Other deals have been less fruitful. Advanced BioHealing, purchased less than two years ago for $750 million, brought in a treatment for diabetic foot ulcers called Dermagraft that Russell said may reach $500 million a year in revenue. Nine months later, the U.S. Department of Justice told Shire it was investigating the unit’s sales practices, leading the company to replace most of the product’s sales force and take a $199 million charge in the first quarter of this year.
Dermagraft reaped $154 million last year, and just $19 million in the first quarter of 2013. Ornskov said it may ultimately reach $200 million in annual sales, “which is potentially even a stretch.”
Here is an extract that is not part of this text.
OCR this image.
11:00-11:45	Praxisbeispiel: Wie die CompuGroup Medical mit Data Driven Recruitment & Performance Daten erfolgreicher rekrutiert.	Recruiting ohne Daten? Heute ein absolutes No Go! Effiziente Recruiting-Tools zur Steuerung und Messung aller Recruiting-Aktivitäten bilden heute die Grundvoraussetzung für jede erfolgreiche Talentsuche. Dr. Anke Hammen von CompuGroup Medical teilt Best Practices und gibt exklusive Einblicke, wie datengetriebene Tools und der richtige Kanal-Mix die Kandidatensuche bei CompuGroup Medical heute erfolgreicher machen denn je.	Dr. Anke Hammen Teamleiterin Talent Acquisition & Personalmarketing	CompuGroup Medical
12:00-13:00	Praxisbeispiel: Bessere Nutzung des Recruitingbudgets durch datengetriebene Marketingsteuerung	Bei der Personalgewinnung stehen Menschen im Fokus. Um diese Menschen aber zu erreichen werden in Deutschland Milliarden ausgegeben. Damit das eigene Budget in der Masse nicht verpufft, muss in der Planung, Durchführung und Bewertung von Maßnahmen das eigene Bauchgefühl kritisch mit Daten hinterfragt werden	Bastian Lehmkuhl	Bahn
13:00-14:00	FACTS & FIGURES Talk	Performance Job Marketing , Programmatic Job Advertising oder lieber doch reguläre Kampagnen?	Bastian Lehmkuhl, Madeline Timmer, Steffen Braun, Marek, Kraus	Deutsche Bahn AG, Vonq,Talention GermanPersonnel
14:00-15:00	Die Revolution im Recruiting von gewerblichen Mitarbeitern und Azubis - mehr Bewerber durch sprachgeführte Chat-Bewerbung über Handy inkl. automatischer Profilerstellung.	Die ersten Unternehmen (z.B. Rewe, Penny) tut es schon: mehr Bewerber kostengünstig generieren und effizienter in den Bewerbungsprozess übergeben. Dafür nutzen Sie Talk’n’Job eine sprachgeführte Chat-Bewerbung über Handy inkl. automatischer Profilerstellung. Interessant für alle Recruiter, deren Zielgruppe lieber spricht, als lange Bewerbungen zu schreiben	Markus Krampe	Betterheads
“We’re going to start to see slow growth,” he said. “Not the kind of growth I would find satisfactory, not the growth people would have expected when we bought it.”
Ornskov said he wants to give the business his “best shot.”
“I want to fix this business, then I want to see, are there opportunities around this business to build better critical mass? Are there other products that could be added?” he said. “But if in a year or two, I have to say it didn’t work out, I’ll be honest about it. But hopefully by that time we’ll have created a business that could still have value in other people’s hands.”
Growth in prescriptions for Vyvanse has slowed to 6 percent in the first quarter of this year from 23 percent a year earlier, according to company statements. While Shire is starting to expand sales of Vyvanse in Europe under the brand name Elvanse, Ornskov said he doesn’t expect the product to return to “dramatic” growth as a treatment for ADHD.
Instead, he’s banking on trials of the drug in binge-eating disorder, which afflicts as many as 6 million Americans, and major depressive disorder, which affects about 9 million in the U.S. Success in those studies, for which results are expected early next year, may propel sales of Vyvanse to more than $2 billion from $1.03 billion last year, Ornskov said.
“I am not negative about Vyvanse as a growth trajectory for Shire, if these trials work out,” he said.